The contagion disease caused by the SARS-COV-2 virus named COVID-19 is requiring extraordinary responses of special intensity and possibility to more than 200 countries around the world, the first 4 months from its epidemic, the number of infected peoples ranged from 2 to 20 million, with at least 200,000 deaths. To manage the spread of the COVID-19 infection among people rapidly, all the governments around the world applied severe actions, such as the quarantine of hundreds of millions of citizens worldwide (Alimadadi 2020). Nevertheless, the difficulty of distinguishing between the positive and negative COVID-19 individuals depending on the various symptoms of COVID-19, all of these efforts are limited. Therefore, tests to detect the SARS–CoV-2 virus are believed to be critical to recognize the positive cases of this infection to limit the (Brinati et al. 2020). Radiology and imaging are some of the most beneficial and critical modalities used for diagnosis COVID-19 stage and hazards on the patient's lungs specifically by chest CT scan (Day 2020). Early diagnosis of COVID-19 is important to minimize human-to-human transmission and patient care. Recently, the separation and quarantine of healthy people from the infected or persons who suspect that they are carrying the virus is the most effective technique to avoid the spread of COVID-19 (Deng 2020). Machine-learning techniques role showed an important understandings of the COVID-19 diagnosis, such as lung computed tomography (CT) scan whether it can be regarded as the first screening or an alternative test for the real-time inverse transcriptase–polymerase chain reaction (RT–PCR), and the differences between COVID-19 pneumonia and other viral pneumonia using CT scan of the lungs(Kassani et al. (2004)).

Machine learning

Machine learning is one of the most promising tools in classification (Hossain 2019).

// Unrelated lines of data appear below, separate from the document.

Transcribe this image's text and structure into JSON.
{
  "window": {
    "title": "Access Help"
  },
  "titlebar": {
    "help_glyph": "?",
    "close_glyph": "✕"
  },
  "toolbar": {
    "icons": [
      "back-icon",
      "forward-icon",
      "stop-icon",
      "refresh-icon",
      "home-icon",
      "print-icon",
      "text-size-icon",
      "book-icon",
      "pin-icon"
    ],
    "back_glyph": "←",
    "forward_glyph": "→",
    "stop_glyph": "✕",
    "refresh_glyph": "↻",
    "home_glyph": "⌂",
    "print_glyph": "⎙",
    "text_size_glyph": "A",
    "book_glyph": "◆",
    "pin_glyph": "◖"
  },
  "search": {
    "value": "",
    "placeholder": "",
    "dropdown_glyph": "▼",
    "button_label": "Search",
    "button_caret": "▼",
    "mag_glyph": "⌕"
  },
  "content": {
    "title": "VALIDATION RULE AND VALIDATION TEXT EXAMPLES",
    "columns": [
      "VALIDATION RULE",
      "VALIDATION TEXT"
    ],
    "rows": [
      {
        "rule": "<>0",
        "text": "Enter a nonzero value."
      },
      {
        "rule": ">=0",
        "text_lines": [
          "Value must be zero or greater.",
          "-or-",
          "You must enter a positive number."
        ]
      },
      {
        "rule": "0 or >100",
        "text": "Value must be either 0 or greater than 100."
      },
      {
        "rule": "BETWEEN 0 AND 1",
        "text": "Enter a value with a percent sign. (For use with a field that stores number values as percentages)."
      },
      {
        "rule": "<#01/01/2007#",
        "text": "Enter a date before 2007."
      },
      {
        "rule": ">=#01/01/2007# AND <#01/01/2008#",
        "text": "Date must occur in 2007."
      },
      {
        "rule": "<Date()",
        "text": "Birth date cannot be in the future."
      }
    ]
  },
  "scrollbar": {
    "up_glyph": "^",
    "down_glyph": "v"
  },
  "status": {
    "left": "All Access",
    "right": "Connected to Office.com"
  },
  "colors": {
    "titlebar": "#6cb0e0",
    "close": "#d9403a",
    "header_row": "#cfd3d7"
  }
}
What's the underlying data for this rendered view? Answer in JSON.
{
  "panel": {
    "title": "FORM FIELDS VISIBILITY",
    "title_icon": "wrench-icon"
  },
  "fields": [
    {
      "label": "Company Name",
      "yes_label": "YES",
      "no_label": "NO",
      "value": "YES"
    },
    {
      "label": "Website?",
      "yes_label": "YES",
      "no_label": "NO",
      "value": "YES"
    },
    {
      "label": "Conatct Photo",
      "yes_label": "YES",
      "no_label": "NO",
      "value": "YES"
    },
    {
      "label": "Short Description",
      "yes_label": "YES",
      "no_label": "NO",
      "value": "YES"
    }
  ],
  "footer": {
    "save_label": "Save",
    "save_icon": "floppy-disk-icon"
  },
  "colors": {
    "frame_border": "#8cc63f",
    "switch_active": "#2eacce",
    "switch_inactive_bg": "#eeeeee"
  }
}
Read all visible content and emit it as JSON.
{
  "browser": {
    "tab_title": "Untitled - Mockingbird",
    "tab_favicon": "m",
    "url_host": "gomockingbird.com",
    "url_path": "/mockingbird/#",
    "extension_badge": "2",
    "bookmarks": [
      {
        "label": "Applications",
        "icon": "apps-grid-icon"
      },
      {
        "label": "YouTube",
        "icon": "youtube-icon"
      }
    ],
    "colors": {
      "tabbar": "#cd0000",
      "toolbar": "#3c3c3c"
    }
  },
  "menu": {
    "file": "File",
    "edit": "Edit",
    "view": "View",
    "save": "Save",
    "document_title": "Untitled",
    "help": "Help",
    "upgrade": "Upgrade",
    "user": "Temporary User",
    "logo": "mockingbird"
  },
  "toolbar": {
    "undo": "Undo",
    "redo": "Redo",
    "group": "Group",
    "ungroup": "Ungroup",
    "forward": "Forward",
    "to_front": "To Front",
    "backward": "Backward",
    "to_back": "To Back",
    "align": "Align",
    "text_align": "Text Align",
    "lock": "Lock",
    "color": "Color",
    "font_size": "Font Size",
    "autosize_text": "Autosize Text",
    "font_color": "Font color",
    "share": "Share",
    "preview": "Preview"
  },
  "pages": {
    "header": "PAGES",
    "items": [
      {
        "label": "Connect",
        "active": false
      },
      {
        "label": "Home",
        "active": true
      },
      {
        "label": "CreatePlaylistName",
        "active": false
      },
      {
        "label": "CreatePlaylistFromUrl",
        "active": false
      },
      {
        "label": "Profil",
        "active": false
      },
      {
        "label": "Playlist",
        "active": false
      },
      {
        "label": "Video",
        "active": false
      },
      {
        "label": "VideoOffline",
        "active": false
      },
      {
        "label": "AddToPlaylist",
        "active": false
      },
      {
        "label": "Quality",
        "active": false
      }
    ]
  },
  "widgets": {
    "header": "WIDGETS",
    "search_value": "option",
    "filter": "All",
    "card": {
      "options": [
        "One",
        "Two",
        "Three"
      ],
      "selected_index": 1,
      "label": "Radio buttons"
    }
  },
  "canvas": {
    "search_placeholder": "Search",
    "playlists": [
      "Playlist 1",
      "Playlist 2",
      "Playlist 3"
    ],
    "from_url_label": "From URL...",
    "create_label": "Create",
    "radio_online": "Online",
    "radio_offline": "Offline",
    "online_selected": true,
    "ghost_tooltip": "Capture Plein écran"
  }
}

In essence; machine learning is a model that aims to discover the unknown function, dependence, or structure between input and output variables. Usually, these relations are difficult to be existed by explicit algorithms via automated learning process (Zhang 2020a). Machine-learning methods are applied to predict possible confirmed cases and mortality numbers for the upcoming (Hastie et al. 2009). Machine learning can be divided into two parts. The first part is to define the optimal weight of data fusion of multi-node perception outcomes and eliminate unusable nodes based on the genetic algorithm, while the second part is to find fault nodes through a fault recognition neural network (Ünlü and Namlı 2020). Machine learning is a subsection of Artificial Intelligence (AI), and it involves several learning paradigms, such as Supervised Learning (SL), Un-supervised Learning (UL), and Reinforcement Learning (RL) (Shirzadi 2018). Typical ML models consist of classification, regression, clustering, anomaly detection, dimensionality reduction, and reward maximization (Gao 2020). The ML algorithms are trained in the SL paradigm, on labeled data sets, meaning that they exist to a ground-truth output (continuous or discrete) for every input. Conversely, in UL (Bishop (2006)) there is no ground-truth output, and the algorithms normally attempt to discover patterns in the data. Reinforcement Learning aims to raise the cumulative reward so that it is more suitable for sequential decision-making tasks (Zhang 2020b). Supervised learning has regression and classification; unsupervised learning includes cluster analysis and dimensionally reduction, also Reinforcement Learning (RL) includes classification and control, as illustrated in Fig. 1.

Fig. 1
figure 1

Overview of machine-learning types and tasks

COVID-19 with machine learning

Recently there are three different perspectives of work that had been done on edge computing and the detection of (COVID-19) Cases. The viewpoints are including the recognizing of (COVID-19) cases by machine-learning systems (Table 1). The algorithms for the recognition of activity from machine learning and the approaches which used in edge computing are considered the Imaging workflows that can inspire machine-learning methods that are able of supporting radiologists who search for an analysis of complex imaging and text data. For the novel COVID-19 there are models capable of analyzing medical imaging and recognizing COVID-19 (Shirzadi 2018). Artificial intelligence AI has various types, machine learning (ML), is one of these applications, it had been applied successfully to different fields of medicine for detection of new genotype–phenotype associations, diagnosis, which showed effects on assessment, prediction, diseases classification, transcriptomic, and minimizing the death ratio(Gao 2020).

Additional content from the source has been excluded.